Downtown On a Budget: Nonprofits and Others Stand to Gain From Downtown’s Inventory Changes
Traditionally, nonprofit organizations have preferred to remain in Manhattan, largely due to its centralized location. Cassidy Turley predicts this trend will continue over the next decade, especially as the other commercial submarkets in New York City and surrounding areas, including downtown Brooklyn, Long Island City, the Bronx and Upper Manhattan, do not have significant office supply and as a result their rental rates may not be as affordable as downtown Manhattan.
With its reasonable asking rents, diverse building inventory and exceptional accessibility to the outer boroughs and nearby suburbs, downtown has traditionally been an attractive home for nonprofits that may have otherwise been priced out of midtown and midtown south submarkets.

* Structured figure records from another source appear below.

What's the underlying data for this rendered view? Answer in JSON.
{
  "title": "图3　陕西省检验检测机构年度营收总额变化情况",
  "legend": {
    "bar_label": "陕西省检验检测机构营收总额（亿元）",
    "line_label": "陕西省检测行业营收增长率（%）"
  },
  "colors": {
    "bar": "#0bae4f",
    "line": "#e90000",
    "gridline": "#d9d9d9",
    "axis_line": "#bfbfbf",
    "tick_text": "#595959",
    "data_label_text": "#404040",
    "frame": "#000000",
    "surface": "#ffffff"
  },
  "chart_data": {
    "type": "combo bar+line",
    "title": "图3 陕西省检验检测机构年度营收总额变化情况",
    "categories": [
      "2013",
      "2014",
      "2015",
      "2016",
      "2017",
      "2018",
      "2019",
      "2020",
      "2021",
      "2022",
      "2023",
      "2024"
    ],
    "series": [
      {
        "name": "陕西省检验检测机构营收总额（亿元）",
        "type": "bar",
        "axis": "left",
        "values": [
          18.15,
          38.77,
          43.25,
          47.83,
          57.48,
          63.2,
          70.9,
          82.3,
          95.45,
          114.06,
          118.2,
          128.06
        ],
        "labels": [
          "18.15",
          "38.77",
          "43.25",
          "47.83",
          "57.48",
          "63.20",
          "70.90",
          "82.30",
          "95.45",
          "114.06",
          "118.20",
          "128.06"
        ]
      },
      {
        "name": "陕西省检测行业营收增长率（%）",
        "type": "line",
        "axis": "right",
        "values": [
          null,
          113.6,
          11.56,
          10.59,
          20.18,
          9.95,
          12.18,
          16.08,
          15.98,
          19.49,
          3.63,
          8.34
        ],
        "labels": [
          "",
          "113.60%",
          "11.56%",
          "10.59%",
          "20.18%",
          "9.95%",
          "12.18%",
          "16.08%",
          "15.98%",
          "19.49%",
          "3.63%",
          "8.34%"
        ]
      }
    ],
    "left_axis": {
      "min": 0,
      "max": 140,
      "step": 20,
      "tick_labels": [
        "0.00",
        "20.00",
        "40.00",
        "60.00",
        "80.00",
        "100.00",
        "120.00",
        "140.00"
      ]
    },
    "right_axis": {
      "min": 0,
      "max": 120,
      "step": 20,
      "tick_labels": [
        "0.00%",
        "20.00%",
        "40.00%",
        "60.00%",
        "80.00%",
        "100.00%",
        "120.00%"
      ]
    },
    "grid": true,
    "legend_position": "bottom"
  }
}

Over the past 20 years, pricing in the downtown and midtown markets has varied; downtown Class B space has always proven less expensive over the past 20 years and especially over the past 10 years, and during the last boom period, from 2006 to 2008. Downtown Class B office space has typically been less volatile than downtown Class A office space, showing less of a spike up or down with market changes.
In addition to losing 15 million square feet of Class A office space post-9/11, downtown has also lost 15 million square feet of inventory due to residential conversions over the past 15 years; 10 million square feet of which was Class B inventory. As a result, Class B prices have not declined as much as expected during the past two economic downturns. Downtown Class B pricing still remains 19.9 percent below that of downtown Class A pricing.
Cassidy Turley anticipates significant additions to the supply and availability of office space downtown. A number of large financial firms currently have or are anticipated to downsize or vacate space in Lower Manhattan. As the World Trade Center is rebuilt, it will result in 4.7 million to 9.1 million square feet of new office space added back to the downtown submarket.
There are several current and potential large blocks of available space downtown that are greater than 500,000 square feet that could be added to the market through 2014, which in turn may result in price reductions for smaller Class B office buildings over time.
AFTER A PERIOD of dark forecasts, including prognostications of large-scale job losses, tenant contractions/bankruptcies, spiking space vacancies and plummeting rents, Manhattan seems to have weathered the storm. The economy, especially in Manhattan, has begun a relatively rapid rebound in 2010, with local employers adding more than 50,000 private-sector jobs in the first half of 2010. There has been little new construction over the past decade in Manhattan, which has certainly helped speed the recovery.
Downtown is one area adding new inventory, including 7 World Trade Center, 200 West Street, 1 World Trade Center and 4 World Trade Center. Tenants who desire new, modern, green or technologically advanced office space will be inclined to gravitate to downtown.
The big blocks of space coming back to the market would take an extended period of time to be absorbed by occupier demand. According to Cassidy Turley, there are a number of different potential vacancy rate trends for downtown, which vary based on different lease renewal assumptions and office absorption, or the overall amount of space that is leased up compared to space that is added to the market.
Based on historical experiences, Cassidy Turley expects space additions to the downtown office market to put pressure on landlords of downtown Class A space to reduce their prices, to keep their buildings occupied, ignoring the politically charged question of whether the government-sponsored or government-subsidized office buildings will undermine rental pricing, as occurred during the original trade center lease-up decades ago.
Tenants who can afford to improve the quality of the space they occupy will be financially motivated to move from lesser-quality Class B space into newer, higher-quality and perhaps better-located Class A space in downtown.
This in turn will require downtown Class B owners to reduce their pricing to compete for the now-smaller pool of Class B tenants. This is the space that we anticipate nonprofits will be able to lease at favorable rates, assuming the organization is sufficiently stable from a head-count perspective to commit to a lease for at least the next decade.
For nonprofits and other budget-sensitive companies with leases expiring in 2011 and 2012, now is the perfect time to prepare a real estate occupancy plan. To maximize the benefits of anticipated lower rents and the availability of more space options, downtown Manhattan should be included as part of any space survey, and such a plan should be implemented in 2011.
David Lebenstein is a senior managing director and the director of the not-for-profit division at Cassidy Turley.